House Bill 628 — titled Protect/Promote NC Lumber — says those projects may use “a nationally recognized high-performance environmental building rating system” if that green building program doesn’t use a credit system “disadvantaging materials or products manufactured or produced” in North Carolina.

That will effectively block the use of Leadership in Energy and Environmental Design rating system, says Emily Scofield, USGBC-NC executive director.

House Bill 628 compelled representatives to protect North   Carolina’s timber industry without providing evidence that the industry has suffered as a result of LEED certification,” Scofield said after the House vote. “The USGBC NC and its supporters worked to present the facts to our representatives that all N.C. forest products can contribute to points toward certification under the regional materials credits of LEED and some can also contribute to the certified wood credit.”

HB 628 was originally expected to be legislation calling for a study, Rep. Ruth Samuelson said during debate on the House floor this afternoon.  Samuelson said she received numerous emails with concerns on the impact of the legislation after it was introduced, adding that there was uncertainty as to how the bill would affect Charlotte-based Nucor Corp., concrete makers and other companies that are part of the green building industry.

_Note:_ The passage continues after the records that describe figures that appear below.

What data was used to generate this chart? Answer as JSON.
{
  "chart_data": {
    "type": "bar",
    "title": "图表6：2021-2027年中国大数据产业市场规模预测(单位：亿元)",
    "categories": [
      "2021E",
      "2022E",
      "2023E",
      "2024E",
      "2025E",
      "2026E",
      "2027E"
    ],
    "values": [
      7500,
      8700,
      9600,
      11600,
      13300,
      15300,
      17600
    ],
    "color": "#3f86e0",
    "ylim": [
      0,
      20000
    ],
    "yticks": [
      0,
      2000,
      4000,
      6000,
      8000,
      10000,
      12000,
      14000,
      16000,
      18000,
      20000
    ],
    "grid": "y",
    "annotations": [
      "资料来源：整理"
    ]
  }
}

Samuelson offered an amendment that would delay the bill’s enactment to July 1, 2014. Her amendment also called for that deadline to apply to “construction and renovation projects for which the bidding process is initiated on or after that date.”

But Rep. Mark Brody (R-Union) called for the amendment to be voted down: “LEED does not hold the secret to green building.” Samuelson told other house members that, whether they supported or opposed the LEED program, that there was a “whole heck of a lot of jobs tied to it.”  “Why would we not take the time to look into the potential problems and solve them in the year?” she says of any unintended consequences of HB 628.

But Rep. Mike Hager (R-Rutherford) said any delays would hurt economic development in the state. “I need to add jobs now,” Hager said, calling for opposition to Samuelson’s amendment. “If you are for jobs, you will vote for this amendment,” Samuelson responded.

Samuelson’s amendment failed in a 53-58 vote.

A third and final reading of the bill is pending. If HB 628 is approved, it will still require support from the state senate. The state’s USGBC chapter plans to continue its efforts to stop the bill.